Your data model should be designed for users and not for developers to design reports and consume. Even if technical professionals are designing reports, field names are going to show up as labels and titles. Consider the following examples:

Friendly Column Name	Technical Name
Customer Number Customer Nbr Customer #	customerNumber CustomerNbr CUST_NBR
Product Brand Name	productBrandName ProdBrandNm PRD_BRAND_NM

Technical naming conventions are deeply engrained into the culture of application and database design and for good reason. For developers and database professionals, certain naming patterns like Camel Case (camelCase) and capitalized word abbreviations separated by underscore characters are almost a right of passage; but object names in this format should not exist in a data model for analytic reporting. Spaces in column and measure names are welcome, as are punctuation and other special characters like #, $, %, etc.

Table and fields should be named so they are familiar and easy to understand. When you or a user designing a self-service report drags and drops a field or measure into a report visual, these names are used as labels and titles that should also be meaningful and self-explanatory.

Field names should also completely describe the object. Consider that if the Product and Customer tables both have “Name” columns, if you were to drag the Name field from the Customer table into one visual and the Name field from the Product table into another visual, each would only be labeled “Name”. It would be more appropriate to name these fields “Customer Name” and “Product Name” in their respective tables.

Naming & annotating steps

Rename the steps in Power Query so that they are self-describing (like the following example). Your future self will thank you when you revisit the project in six months. This is done by right-clicking the step and choosing Rename from the menu.

A new feature in Power Query displays a tooltip with annotations you add to the M script or the text you enter in the Description property of the step.

The names of each step are applied as variable names in the Power Query “M” language script. Variables that contain spaces or special characters are proceeded with # and are encapsulated with double quotes. The comments in the code I added with // prefixes result in the tooltip annotations I mentioned in the previous paragraph.

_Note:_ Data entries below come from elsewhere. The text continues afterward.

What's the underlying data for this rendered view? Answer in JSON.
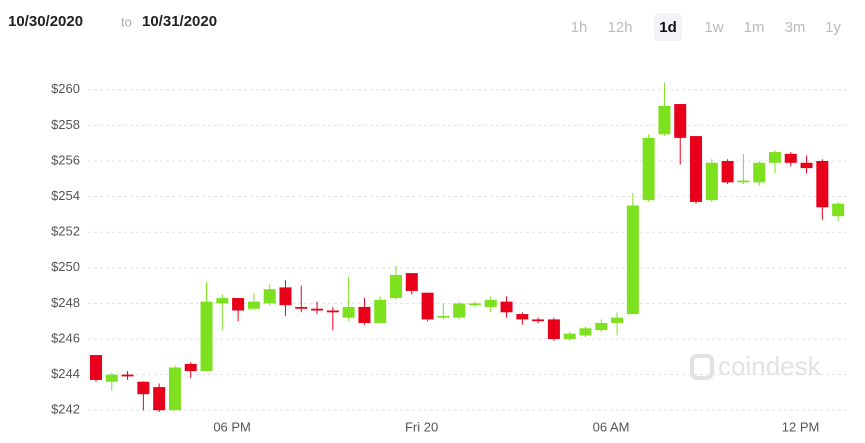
{
  "header": {
    "from": "10/30/2020",
    "to_word": "to",
    "to": "10/31/2020",
    "ranges": [
      "1h",
      "12h",
      "1d",
      "1w",
      "1m",
      "3m",
      "1y"
    ],
    "active_range": 2
  },
  "watermark": "coindesk",
  "chart_data": {
    "type": "candlestick",
    "categories": [
      null,
      null,
      null,
      null,
      null,
      null,
      null,
      null,
      null,
      "06 PM",
      null,
      null,
      null,
      null,
      null,
      null,
      null,
      null,
      null,
      null,
      null,
      "Fri 20",
      null,
      null,
      null,
      null,
      null,
      null,
      null,
      null,
      null,
      null,
      null,
      "06 AM",
      null,
      null,
      null,
      null,
      null,
      null,
      null,
      null,
      null,
      null,
      null,
      "12 PM",
      null,
      null
    ],
    "open": [
      245.1,
      243.6,
      244.0,
      243.6,
      243.3,
      242.0,
      244.6,
      244.2,
      248.0,
      248.3,
      247.7,
      248.0,
      248.9,
      247.8,
      247.7,
      247.6,
      247.2,
      247.8,
      246.9,
      248.3,
      249.7,
      248.6,
      247.2,
      247.2,
      247.9,
      247.8,
      248.1,
      247.4,
      247.1,
      247.1,
      246.0,
      246.2,
      246.5,
      246.9,
      247.4,
      253.8,
      257.5,
      259.2,
      257.4,
      253.8,
      256.0,
      254.8,
      254.8,
      255.9,
      256.4,
      255.9,
      256.0,
      252.9
    ],
    "high": [
      245.1,
      244.1,
      244.2,
      243.6,
      243.5,
      244.5,
      244.7,
      249.2,
      248.5,
      248.3,
      248.6,
      249.1,
      249.3,
      249.0,
      248.1,
      247.8,
      249.5,
      248.3,
      248.4,
      250.1,
      249.7,
      248.6,
      248.0,
      248.1,
      248.1,
      248.4,
      248.4,
      247.5,
      247.2,
      247.2,
      246.4,
      246.7,
      247.1,
      247.5,
      254.2,
      257.5,
      260.4,
      259.2,
      257.4,
      256.1,
      256.1,
      256.4,
      256.0,
      256.6,
      256.5,
      256.3,
      256.1,
      253.7
    ],
    "low": [
      243.6,
      243.1,
      243.7,
      242.0,
      241.9,
      242.0,
      243.8,
      244.2,
      246.5,
      247.0,
      247.6,
      247.9,
      247.3,
      247.5,
      247.4,
      246.5,
      247.0,
      246.8,
      246.9,
      248.2,
      248.5,
      247.0,
      247.1,
      247.1,
      247.8,
      247.5,
      247.2,
      246.8,
      246.9,
      245.9,
      245.9,
      246.1,
      246.4,
      246.2,
      247.4,
      253.7,
      257.4,
      255.8,
      253.6,
      253.7,
      254.7,
      254.7,
      254.6,
      255.3,
      255.7,
      255.3,
      252.7,
      252.6
    ],
    "close": [
      243.7,
      244.0,
      243.9,
      242.9,
      242.0,
      244.4,
      244.2,
      248.1,
      248.3,
      247.6,
      248.1,
      248.8,
      247.9,
      247.7,
      247.6,
      247.5,
      247.8,
      246.9,
      248.2,
      249.6,
      248.7,
      247.1,
      247.3,
      248.0,
      248.0,
      248.2,
      247.5,
      247.1,
      247.0,
      246.0,
      246.3,
      246.6,
      246.9,
      247.2,
      253.5,
      257.3,
      259.1,
      257.3,
      253.7,
      255.9,
      254.8,
      254.9,
      255.9,
      256.5,
      255.9,
      255.6,
      253.4,
      253.6
    ],
    "up_color": "#7ee11f",
    "down_color": "#e8001b",
    "ylim": [
      241,
      261
    ],
    "yticks": [
      {
        "value": 242,
        "label": "$242"
      },
      {
        "value": 244,
        "label": "$244"
      },
      {
        "value": 246,
        "label": "$246"
      },
      {
        "value": 248,
        "label": "$248"
      },
      {
        "value": 250,
        "label": "$250"
      },
      {
        "value": 252,
        "label": "$252"
      },
      {
        "value": 254,
        "label": "$254"
      },
      {
        "value": 256,
        "label": "$256"
      },
      {
        "value": 258,
        "label": "$258"
      },
      {
        "value": 260,
        "label": "$260"
      }
    ],
    "grid": true
  }
}
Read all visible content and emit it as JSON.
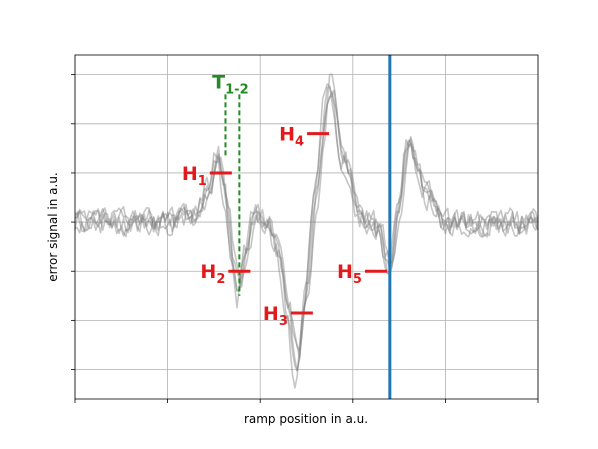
{
  "chart_data": {
    "type": "line",
    "title": "",
    "xlabel": "ramp position in a.u.",
    "ylabel": "error signal in a.u.",
    "xlim": [
      0,
      100
    ],
    "ylim": [
      -3.6,
      3.4
    ],
    "x_ticks": [
      0,
      20,
      40,
      60,
      80,
      100
    ],
    "y_ticks": [
      -3,
      -2,
      -1,
      0,
      1,
      2,
      3
    ],
    "tick_labels_visible": false,
    "grid": true,
    "legend": "none",
    "vertical_line": {
      "x": 68,
      "color": "#1f77b4"
    },
    "series_color": "#808080",
    "series_shape": {
      "x": [
        0,
        20,
        25,
        29,
        31,
        32.5,
        34,
        35.5,
        37,
        38.5,
        40,
        42,
        44,
        46,
        48,
        50,
        52,
        55,
        58,
        62,
        64,
        66,
        67,
        68,
        70,
        72,
        76,
        80,
        100
      ],
      "y": [
        0,
        0,
        0.1,
        0.6,
        1.3,
        0.6,
        -0.7,
        -1.5,
        -0.6,
        0.1,
        0.1,
        -0.1,
        -0.6,
        -1.8,
        -3.1,
        -1.4,
        0.6,
        2.9,
        1.3,
        0.1,
        0.0,
        -0.2,
        -0.7,
        -1.1,
        0.3,
        1.7,
        0.6,
        0.0,
        0.0
      ]
    },
    "series": [
      {
        "noise_seed": 11,
        "x_shift": 0.0,
        "amp": 1.0
      },
      {
        "noise_seed": 23,
        "x_shift": 0.4,
        "amp": 0.95
      },
      {
        "noise_seed": 37,
        "x_shift": -0.4,
        "amp": 1.05
      },
      {
        "noise_seed": 51,
        "x_shift": 0.2,
        "amp": 0.9
      },
      {
        "noise_seed": 67,
        "x_shift": -0.2,
        "amp": 1.0
      }
    ],
    "markers": [
      {
        "label": "H",
        "sub": "1",
        "x": 31.5,
        "y": 1.0
      },
      {
        "label": "H",
        "sub": "2",
        "x": 35.5,
        "y": -1.0
      },
      {
        "label": "H",
        "sub": "3",
        "x": 49,
        "y": -1.85
      },
      {
        "label": "H",
        "sub": "4",
        "x": 52.5,
        "y": 1.8
      },
      {
        "label": "H",
        "sub": "5",
        "x": 65,
        "y": -1.0
      }
    ],
    "marker_color": "#e31a1c",
    "interval": {
      "label": "T",
      "sub": "1-2",
      "x_start": 32.5,
      "x_end": 35.5,
      "y_top": 2.6,
      "y_start_bottom": 1.3,
      "y_end_bottom": -1.5,
      "color": "#228B22"
    }
  }
}
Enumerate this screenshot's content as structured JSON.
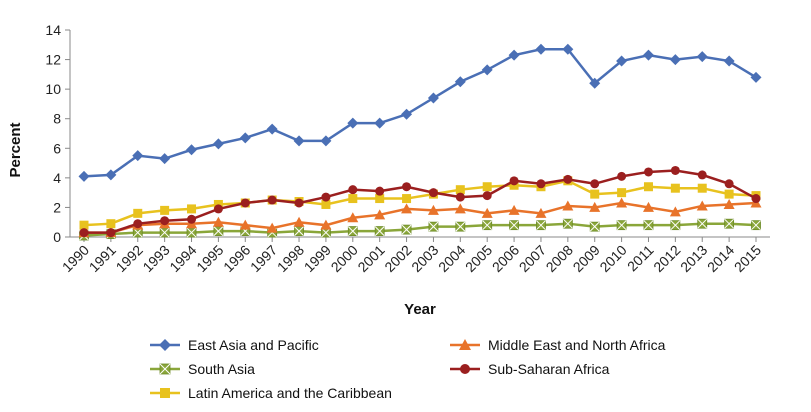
{
  "chart_data": {
    "type": "line",
    "xlabel": "Year",
    "ylabel": "Percent",
    "ylim": [
      0,
      14
    ],
    "yticks": [
      0,
      2,
      4,
      6,
      8,
      10,
      12,
      14
    ],
    "grid": false,
    "legend_placement": "bottom",
    "x": [
      "1990",
      "1991",
      "1992",
      "1993",
      "1994",
      "1995",
      "1996",
      "1997",
      "1998",
      "1999",
      "2000",
      "2001",
      "2002",
      "2003",
      "2004",
      "2005",
      "2006",
      "2007",
      "2008",
      "2009",
      "2010",
      "2011",
      "2012",
      "2013",
      "2014",
      "2015"
    ],
    "series": [
      {
        "name": "East Asia and Pacific",
        "color": "#4a6fb5",
        "marker": "diamond",
        "values": [
          4.1,
          4.2,
          5.5,
          5.3,
          5.9,
          6.3,
          6.7,
          7.3,
          6.5,
          6.5,
          7.7,
          7.7,
          8.3,
          9.4,
          10.5,
          11.3,
          12.3,
          12.7,
          12.7,
          10.4,
          11.9,
          12.3,
          12.0,
          12.2,
          11.9,
          10.8
        ]
      },
      {
        "name": "Middle East and North Africa",
        "color": "#e8732a",
        "marker": "triangle",
        "values": [
          0.3,
          0.3,
          0.8,
          0.9,
          0.9,
          1.0,
          0.8,
          0.6,
          1.0,
          0.8,
          1.3,
          1.5,
          1.9,
          1.8,
          1.9,
          1.6,
          1.8,
          1.6,
          2.1,
          2.0,
          2.3,
          2.0,
          1.7,
          2.1,
          2.2,
          2.3
        ]
      },
      {
        "name": "South Asia",
        "color": "#8aa63a",
        "marker": "x-square",
        "values": [
          0.1,
          0.2,
          0.3,
          0.3,
          0.3,
          0.4,
          0.4,
          0.3,
          0.4,
          0.3,
          0.4,
          0.4,
          0.5,
          0.7,
          0.7,
          0.8,
          0.8,
          0.8,
          0.9,
          0.7,
          0.8,
          0.8,
          0.8,
          0.9,
          0.9,
          0.8
        ]
      },
      {
        "name": "Sub-Saharan Africa",
        "color": "#9b1f1f",
        "marker": "circle",
        "values": [
          0.3,
          0.3,
          0.9,
          1.1,
          1.2,
          1.9,
          2.3,
          2.5,
          2.3,
          2.7,
          3.2,
          3.1,
          3.4,
          3.0,
          2.7,
          2.8,
          3.8,
          3.6,
          3.9,
          3.6,
          4.1,
          4.4,
          4.5,
          4.2,
          3.6,
          2.6
        ]
      },
      {
        "name": "Latin America and the Caribbean",
        "color": "#e8c21e",
        "marker": "square",
        "values": [
          0.8,
          0.9,
          1.6,
          1.8,
          1.9,
          2.2,
          2.3,
          2.5,
          2.4,
          2.2,
          2.6,
          2.6,
          2.6,
          2.9,
          3.2,
          3.4,
          3.5,
          3.4,
          3.8,
          2.9,
          3.0,
          3.4,
          3.3,
          3.3,
          2.9,
          2.8
        ]
      }
    ],
    "legend_order": [
      0,
      1,
      2,
      3,
      4
    ]
  }
}
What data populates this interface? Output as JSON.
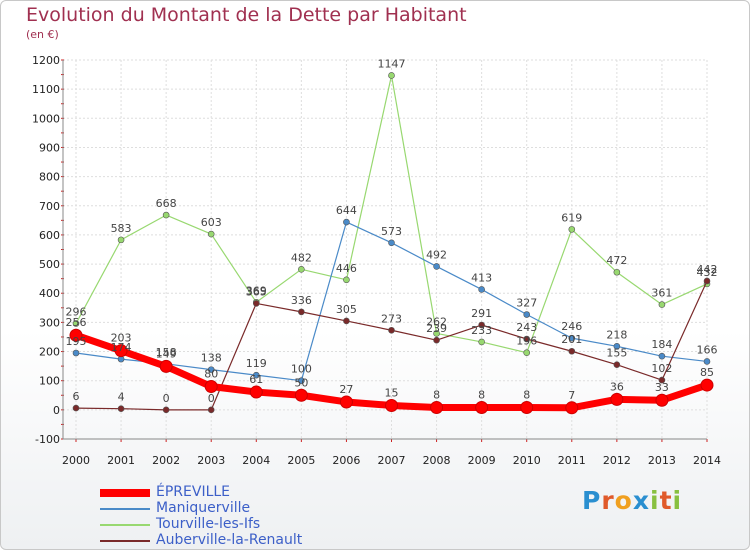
{
  "title": "Evolution du Montant de la Dette par Habitant",
  "subtitle": "(en €)",
  "logo": {
    "letters": [
      "P",
      "r",
      "o",
      "x",
      "i",
      "t",
      "i"
    ],
    "colors": [
      "#2a8fd0",
      "#e05a2a",
      "#f0a020",
      "#2a8fd0",
      "#88c040",
      "#e05a2a",
      "#88c040"
    ]
  },
  "chart_data": {
    "type": "line",
    "title": "Evolution du Montant de la Dette par Habitant",
    "ylabel": "(en €)",
    "xlabel": "",
    "x": [
      "2000",
      "2001",
      "2002",
      "2003",
      "2004",
      "2005",
      "2006",
      "2007",
      "2008",
      "2009",
      "2010",
      "2011",
      "2012",
      "2013",
      "2014"
    ],
    "ylim": [
      -100,
      1200
    ],
    "yticks": [
      "-100",
      "0",
      "100",
      "200",
      "300",
      "400",
      "500",
      "600",
      "700",
      "800",
      "900",
      "1000",
      "1100",
      "1200"
    ],
    "grid": true,
    "legend_position": "bottom-left",
    "series": [
      {
        "name": "ÉPREVILLE",
        "color": "#ff0000",
        "values": [
          256,
          203,
          149,
          80,
          61,
          50,
          27,
          15,
          8,
          8,
          8,
          7,
          36,
          33,
          85
        ],
        "labels": [
          "256",
          "203",
          "149",
          "80",
          "61",
          "50",
          "27",
          "15",
          "8",
          "8",
          "8",
          "7",
          "36",
          "33",
          "85"
        ]
      },
      {
        "name": "Maniquerville",
        "color": "#4a8ac8",
        "values": [
          195,
          174,
          158,
          138,
          119,
          100,
          644,
          573,
          492,
          413,
          327,
          246,
          218,
          184,
          166
        ],
        "labels": [
          "195",
          "174",
          "158",
          "138",
          "119",
          "100",
          "644",
          "573",
          "492",
          "413",
          "327",
          "246",
          "218",
          "184",
          "166"
        ]
      },
      {
        "name": "Tourville-les-Ifs",
        "color": "#98d870",
        "values": [
          296,
          583,
          668,
          603,
          369,
          482,
          446,
          1147,
          262,
          233,
          196,
          619,
          472,
          361,
          432
        ],
        "labels": [
          "296",
          "583",
          "668",
          "603",
          "369",
          "482",
          "446",
          "1147",
          "262",
          "233",
          "196",
          "619",
          "472",
          "361",
          "432"
        ]
      },
      {
        "name": "Auberville-la-Renault",
        "color": "#7a2a2a",
        "values": [
          6,
          4,
          0,
          0,
          365,
          336,
          305,
          273,
          239,
          291,
          243,
          201,
          155,
          102,
          442
        ],
        "labels": [
          "6",
          "4",
          "0",
          "0",
          "365",
          "336",
          "305",
          "273",
          "239",
          "291",
          "243",
          "201",
          "155",
          "102",
          "442"
        ]
      }
    ]
  }
}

A recent suggestion from one of the blog readers is to use underscores rather than spaces in these step names. This allows you to double-click the variable name and copy it to the clipboard.

Consolidating steps

Building queries using linear steps helps break-down complicated logic but it can become inefficient as the project evolves. In the course of query design, you are likely to repeat steps like those in the second example below where I removed three different columns after using them in other steps. I also changed the data type each time I created a custom or duplicated column.

If you select an existing step and then perform the same action on a different column or columns, Power Query will add the new transformation to the selected step. In the query on the left, I consolidated all these steps, removing columns and changing data types only once.

The optimized query on the left runs in about one-third the time is the original query on the right.

Power Query Best Practice Guidelines

Here is a summary of best practice recommendations:

Set EVERY column to the right data type. Watch for untyped columns with “ABC123” in the column heading.
Rename all columns that won’t be hidden in data model (keys and sort columns are OK).
Consolidate redundant steps.
Rename steps to document transformations.
Perform row-level calculations in Power Query instead of DAX calculated columns.
Use database views & avoid SQL statements so Power Query can implement query folding.
Use parameters & range filters to reduce working set for development, reduce PBIX file size, speed up desktop refresh and reduce time to publish dataset.
Use date range parameters in service to expand dataset size during data refresh & optionally implement incremental refresh.